Au temps où Li Ling n’était pas dans cette situation désespérée, il. avait envoyé un messager CCXXXI-2 qui était venu faire son rapport (à l’empereur) ; alors les ducs et les hauts dignitaires de la cour, les rois et les marquis avaient tous offert des coupes de vin à l’empereur en le félicitant. Plusieurs jours après, la défaite de Li Ling fut connue par lettre ; c’est pourquoi le souverain ne trouva plus un goût agréable aux aliments ; il ne prit plus plaisir à donner audience à la cour ; les principaux fonctionnaires étaient saisis de tristesse et de crainte et ne savaient quel parti prendre.

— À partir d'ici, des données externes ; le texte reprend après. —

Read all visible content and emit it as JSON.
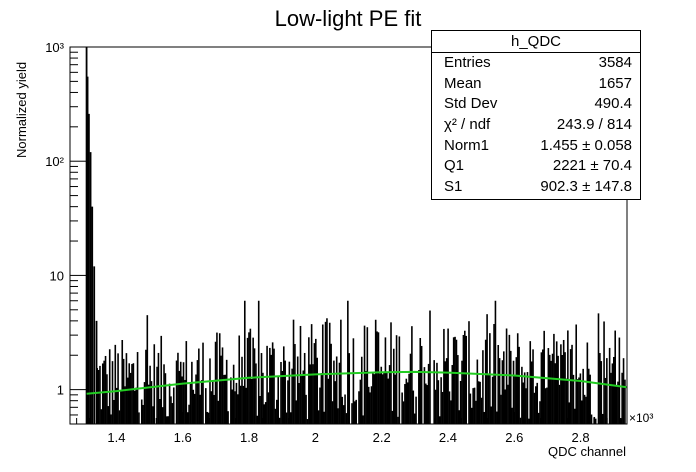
{
  "chart_data": {
    "type": "histogram",
    "title": "Low-light PE fit",
    "xlabel": "QDC channel",
    "ylabel": "Normalized yield",
    "x_multiplier": "×10³",
    "xlim": [
      1.26,
      2.94
    ],
    "ylim": [
      0.5,
      1000
    ],
    "y_scale": "log",
    "x_ticks": [
      "1.4",
      "1.6",
      "1.8",
      "2",
      "2.2",
      "2.4",
      "2.6",
      "2.8"
    ],
    "y_ticks": [
      "1",
      "10",
      "10²",
      "10³"
    ],
    "grid": false,
    "series": [
      {
        "name": "h_QDC",
        "color": "#000000",
        "style": "histogram",
        "pedestal": [
          {
            "x": 1.31,
            "y": 1000
          },
          {
            "x": 1.313,
            "y": 550
          },
          {
            "x": 1.317,
            "y": 260
          },
          {
            "x": 1.322,
            "y": 120
          },
          {
            "x": 1.327,
            "y": 40
          },
          {
            "x": 1.333,
            "y": 12
          },
          {
            "x": 1.34,
            "y": 4
          }
        ],
        "noise_range": [
          0.5,
          6
        ]
      },
      {
        "name": "fit",
        "color": "#22cc22",
        "style": "line",
        "x": [
          1.31,
          1.4,
          1.6,
          1.8,
          2.0,
          2.2,
          2.3,
          2.4,
          2.6,
          2.8,
          2.94
        ],
        "y": [
          0.92,
          0.97,
          1.13,
          1.27,
          1.36,
          1.42,
          1.43,
          1.41,
          1.33,
          1.19,
          1.05
        ]
      }
    ],
    "stats_box": {
      "name": "h_QDC",
      "rows": [
        {
          "label": "Entries",
          "value": "3584"
        },
        {
          "label": "Mean",
          "value": "1657"
        },
        {
          "label": "Std Dev",
          "value": "490.4"
        },
        {
          "label": "χ² / ndf",
          "value": "243.9 / 814"
        },
        {
          "label": "Norm1",
          "value": "1.455 ± 0.058"
        },
        {
          "label": "Q1",
          "value": "2221 ± 70.4"
        },
        {
          "label": "S1",
          "value": "902.3 ± 147.8"
        }
      ]
    }
  }
}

Pour moi, je ne songeai pas à l’humilité de ma propre condition, et, voyant le souverain en proie à l’affliction, à l’angoisse, à la crainte et à la tristesse, je voulus vraiment lui exprimer l’opinion ignorante que m’inspirait ma sincérité. J’estimais que Li Ling avait toujours, dans ses relations avec les fonctionnaires et les grands officiers, renoncé aux choses agréables et pris pour lui la petite part ; il avait su faire preuve d’une vaillance qui affrontait la mort ; même parmi les généraux d’ancienne renommée, aucun n’était plus grand que lui ; quoiqu’il eût été abattu et défait, il fallait considérer son intention CCXXXI-3 ; sans doute il désirait obtenir un succès capable de racheter sa faute afin de


CCXXXI-1. Leurs arcs étaient inutiles, puisqu’ils n’avaient plus de flèches : le Wen siuen écrit : brandissant leurs poings.

CCXXXI-2. Ce messager s’appelait Tch’en Ché-yue 陳步樂 .

CCXXXI-3. C’est-à-dire quelle avait été son intention secrète lorsqu’il s’était rendu aux Hiong-nou.